Da utopia à razão de ser
Em poucas situações duas simples palavras podem significar tamanhas diferenças na forma de ver o doente
O doente/cliente é resultado de uma opção livre, surge porque tem mais confiança, porque exerce um direito de escolha, confia enquanto a sua informação , a sua consciência ou a sua percepção lho indicar. O cliente em saúde, informa-se e decide. Faz da variedade de oferta, do conhecimento e rigor da informação, uma oportunidade. É a resultante de uma sociedade livre onde a sua opinião conta. Também, não sendo necessariamente um instrumento de lucro mas sim a primeira e última razão da viabilidade e sobrevivência das organizações . O doente entra por uma porta que lhe é aberta pela qualidade e pela liberdade, mas ele próprio pode fechar quando essa qualidade deixa de existir.
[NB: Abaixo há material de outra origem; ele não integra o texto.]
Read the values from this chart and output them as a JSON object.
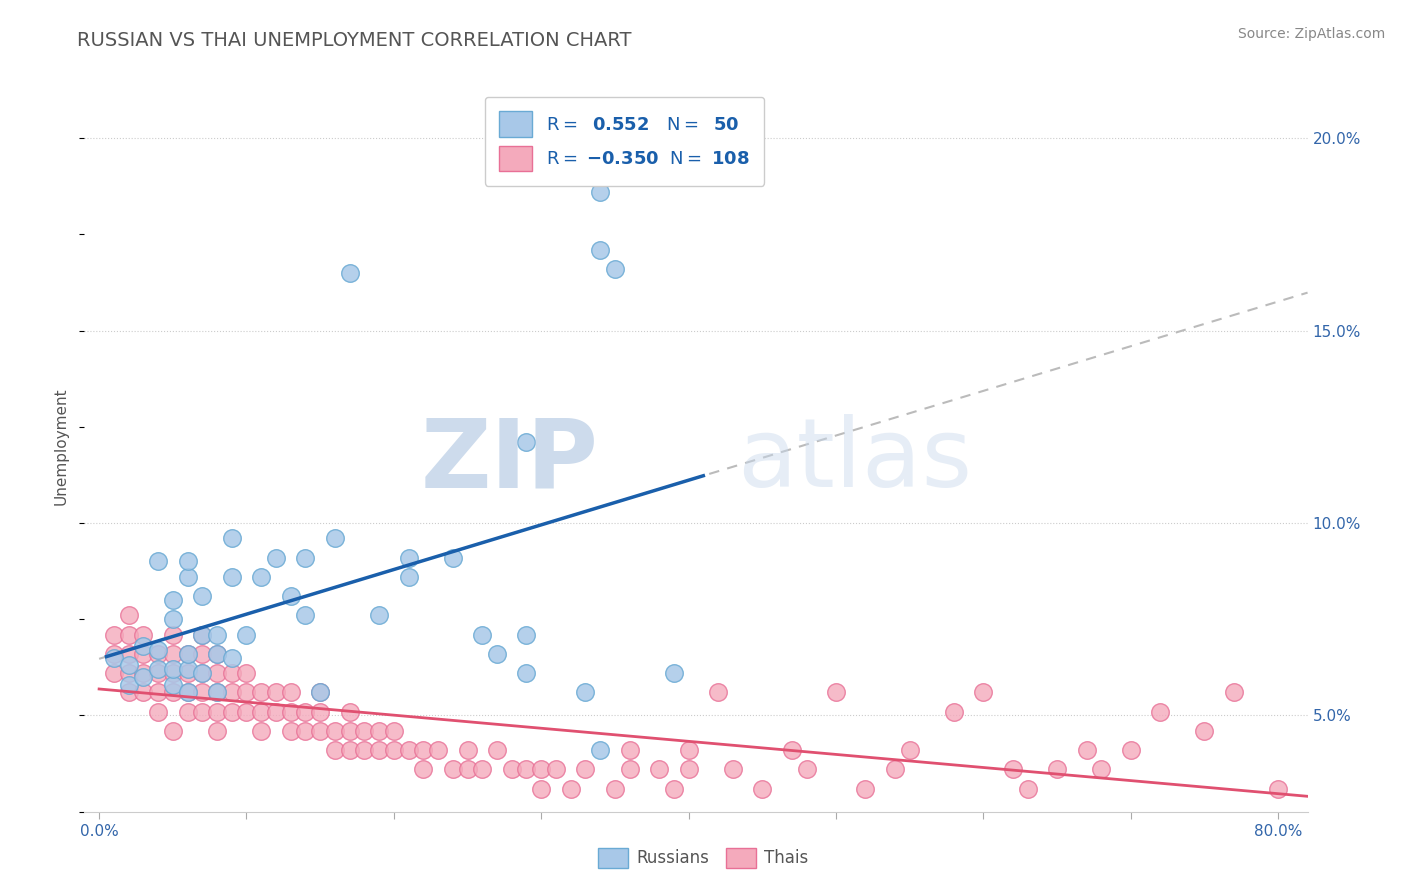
{
  "title": "RUSSIAN VS THAI UNEMPLOYMENT CORRELATION CHART",
  "source": "Source: ZipAtlas.com",
  "ylabel": "Unemployment",
  "xlim": [
    -0.01,
    0.82
  ],
  "ylim": [
    0.025,
    0.215
  ],
  "xtick_positions": [
    0.0,
    0.1,
    0.2,
    0.3,
    0.4,
    0.5,
    0.6,
    0.7,
    0.8
  ],
  "xticklabels_ends": [
    "0.0%",
    "80.0%"
  ],
  "yticks_right": [
    0.05,
    0.1,
    0.15,
    0.2
  ],
  "yticklabels_right": [
    "5.0%",
    "10.0%",
    "15.0%",
    "20.0%"
  ],
  "russian_color": "#A8C8E8",
  "thai_color": "#F4AABC",
  "russian_edge": "#6AAAD4",
  "thai_edge": "#E87096",
  "regression_blue": "#1A5FAB",
  "regression_pink": "#E05070",
  "regression_dashed": "#BBBBBB",
  "background_color": "#FFFFFF",
  "grid_color": "#CCCCCC",
  "title_color": "#555555",
  "source_color": "#888888",
  "legend_text_color": "#1A5FAB",
  "legend_label_color": "#333333",
  "russians_data": [
    [
      0.01,
      0.065
    ],
    [
      0.02,
      0.063
    ],
    [
      0.02,
      0.058
    ],
    [
      0.03,
      0.068
    ],
    [
      0.03,
      0.06
    ],
    [
      0.04,
      0.062
    ],
    [
      0.04,
      0.067
    ],
    [
      0.04,
      0.09
    ],
    [
      0.05,
      0.058
    ],
    [
      0.05,
      0.062
    ],
    [
      0.05,
      0.075
    ],
    [
      0.05,
      0.08
    ],
    [
      0.06,
      0.056
    ],
    [
      0.06,
      0.062
    ],
    [
      0.06,
      0.066
    ],
    [
      0.06,
      0.086
    ],
    [
      0.06,
      0.09
    ],
    [
      0.07,
      0.061
    ],
    [
      0.07,
      0.071
    ],
    [
      0.07,
      0.081
    ],
    [
      0.08,
      0.056
    ],
    [
      0.08,
      0.066
    ],
    [
      0.08,
      0.071
    ],
    [
      0.09,
      0.065
    ],
    [
      0.09,
      0.086
    ],
    [
      0.09,
      0.096
    ],
    [
      0.1,
      0.071
    ],
    [
      0.11,
      0.086
    ],
    [
      0.12,
      0.091
    ],
    [
      0.13,
      0.081
    ],
    [
      0.14,
      0.076
    ],
    [
      0.14,
      0.091
    ],
    [
      0.15,
      0.056
    ],
    [
      0.16,
      0.096
    ],
    [
      0.17,
      0.165
    ],
    [
      0.19,
      0.076
    ],
    [
      0.21,
      0.086
    ],
    [
      0.21,
      0.091
    ],
    [
      0.24,
      0.091
    ],
    [
      0.26,
      0.071
    ],
    [
      0.27,
      0.066
    ],
    [
      0.29,
      0.061
    ],
    [
      0.29,
      0.071
    ],
    [
      0.29,
      0.121
    ],
    [
      0.33,
      0.056
    ],
    [
      0.34,
      0.041
    ],
    [
      0.34,
      0.186
    ],
    [
      0.34,
      0.171
    ],
    [
      0.35,
      0.166
    ],
    [
      0.39,
      0.061
    ]
  ],
  "thais_data": [
    [
      0.01,
      0.071
    ],
    [
      0.01,
      0.061
    ],
    [
      0.01,
      0.066
    ],
    [
      0.02,
      0.066
    ],
    [
      0.02,
      0.056
    ],
    [
      0.02,
      0.061
    ],
    [
      0.02,
      0.071
    ],
    [
      0.02,
      0.076
    ],
    [
      0.03,
      0.056
    ],
    [
      0.03,
      0.061
    ],
    [
      0.03,
      0.066
    ],
    [
      0.03,
      0.071
    ],
    [
      0.04,
      0.051
    ],
    [
      0.04,
      0.056
    ],
    [
      0.04,
      0.061
    ],
    [
      0.04,
      0.066
    ],
    [
      0.05,
      0.046
    ],
    [
      0.05,
      0.056
    ],
    [
      0.05,
      0.061
    ],
    [
      0.05,
      0.066
    ],
    [
      0.05,
      0.071
    ],
    [
      0.06,
      0.051
    ],
    [
      0.06,
      0.056
    ],
    [
      0.06,
      0.061
    ],
    [
      0.06,
      0.066
    ],
    [
      0.07,
      0.051
    ],
    [
      0.07,
      0.056
    ],
    [
      0.07,
      0.061
    ],
    [
      0.07,
      0.066
    ],
    [
      0.07,
      0.071
    ],
    [
      0.08,
      0.046
    ],
    [
      0.08,
      0.051
    ],
    [
      0.08,
      0.056
    ],
    [
      0.08,
      0.061
    ],
    [
      0.08,
      0.066
    ],
    [
      0.09,
      0.051
    ],
    [
      0.09,
      0.056
    ],
    [
      0.09,
      0.061
    ],
    [
      0.1,
      0.051
    ],
    [
      0.1,
      0.056
    ],
    [
      0.1,
      0.061
    ],
    [
      0.11,
      0.046
    ],
    [
      0.11,
      0.051
    ],
    [
      0.11,
      0.056
    ],
    [
      0.12,
      0.051
    ],
    [
      0.12,
      0.056
    ],
    [
      0.13,
      0.046
    ],
    [
      0.13,
      0.051
    ],
    [
      0.13,
      0.056
    ],
    [
      0.14,
      0.046
    ],
    [
      0.14,
      0.051
    ],
    [
      0.15,
      0.046
    ],
    [
      0.15,
      0.051
    ],
    [
      0.15,
      0.056
    ],
    [
      0.16,
      0.041
    ],
    [
      0.16,
      0.046
    ],
    [
      0.17,
      0.041
    ],
    [
      0.17,
      0.046
    ],
    [
      0.17,
      0.051
    ],
    [
      0.18,
      0.041
    ],
    [
      0.18,
      0.046
    ],
    [
      0.19,
      0.041
    ],
    [
      0.19,
      0.046
    ],
    [
      0.2,
      0.041
    ],
    [
      0.2,
      0.046
    ],
    [
      0.21,
      0.041
    ],
    [
      0.22,
      0.036
    ],
    [
      0.22,
      0.041
    ],
    [
      0.23,
      0.041
    ],
    [
      0.24,
      0.036
    ],
    [
      0.25,
      0.036
    ],
    [
      0.25,
      0.041
    ],
    [
      0.26,
      0.036
    ],
    [
      0.27,
      0.041
    ],
    [
      0.28,
      0.036
    ],
    [
      0.29,
      0.036
    ],
    [
      0.3,
      0.031
    ],
    [
      0.3,
      0.036
    ],
    [
      0.31,
      0.036
    ],
    [
      0.32,
      0.031
    ],
    [
      0.33,
      0.036
    ],
    [
      0.35,
      0.031
    ],
    [
      0.36,
      0.036
    ],
    [
      0.36,
      0.041
    ],
    [
      0.38,
      0.036
    ],
    [
      0.39,
      0.031
    ],
    [
      0.4,
      0.036
    ],
    [
      0.4,
      0.041
    ],
    [
      0.42,
      0.056
    ],
    [
      0.43,
      0.036
    ],
    [
      0.45,
      0.031
    ],
    [
      0.47,
      0.041
    ],
    [
      0.48,
      0.036
    ],
    [
      0.5,
      0.056
    ],
    [
      0.52,
      0.031
    ],
    [
      0.54,
      0.036
    ],
    [
      0.55,
      0.041
    ],
    [
      0.58,
      0.051
    ],
    [
      0.6,
      0.056
    ],
    [
      0.62,
      0.036
    ],
    [
      0.63,
      0.031
    ],
    [
      0.65,
      0.036
    ],
    [
      0.67,
      0.041
    ],
    [
      0.68,
      0.036
    ],
    [
      0.7,
      0.041
    ],
    [
      0.72,
      0.051
    ],
    [
      0.75,
      0.046
    ],
    [
      0.77,
      0.056
    ],
    [
      0.8,
      0.031
    ]
  ]
}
Por outro lado, o doente/utente utiliza o que lhe mandam, a sua opção não existe – é ditada por fatores geográficos, políticos, por redes de cuidados, por entidades que em gabinetes decidem por ele. É uma realidade passiva, sem alternativa e dificilmente lhe é permitido mudar. Representa um número que é esgrimido pela estatística, pelos rácios,pelos relatórios, pela casuística. São tão importantes os dados que, por vezes, interessa mais o computador do que a pessoa doente.Até as reclamações, são expressas em modelos formatados e as respostas padronizadas. Alimentam o coletivismo de uma organização em que, ao invés das pessoas, os processos estão em primeiro lugar. O utente entra nas Unidades prestadoras por comportas, em turbilhão – vai na corrente que alimenta listas de espera . Muitas são artificiais e nem deviam existir,mas são a resultante de uma gestão que não contempla nem a eficiência nem o mérito.
Pode,o ser-se doente/ cliente, encerrar um estigma de negócio e até ser alvo de práticas abusivas. O papel regulador,auditor e garante do Estado e das Ordens Profissionais é fundamental. A saúde sendo uma atividade económica não se furta a estar inserida num mercado global e específico.É um falso pudor não encarar o doente como cliente. A realidade de o tornar desejado é muito melhor do que o aceitar pela simples circunstancia de não ter opções de escolha.
A liberdade de escolha em saúde é um ato de moderna cidadania que exige que se fomente e favoreça a literária em saúde. A escolha não pode ser só informada pelo marketing dos Operadores ou pela “passa palavra” dos doentes. Os prestadores devem ser obrigados a publicar informação certificada ( ex : casuística por patologia, resultados clínicos,mobilidade e mortalidade, certificações, etc). A possibilidade de uma escolha informada traduz transparência do Sistema de Saúde.
Numa sociedade evoluída passamos da utopia da liberdade de escolha, para uma nova realidade em que o Estado deixa de tutelar a vontade do doente – sem que isto significa perda de acessibilidade e garantia de direitos. O doente cliente ,não distingue uma Unidade de Saúde por ser de gestão pública ou privada mas porque o serve melhor.
Infelizmente, a liberdade de escolha autentica, que contemplaria todos os cidadãos e prestadores do País é impraticável no nosso País porque, ao invés da restante Europa, o nosso SNS está refém da ideologia e repele qualquer sinal de mercado e concorrência. Ainda pior nas atuais incongruências políticas.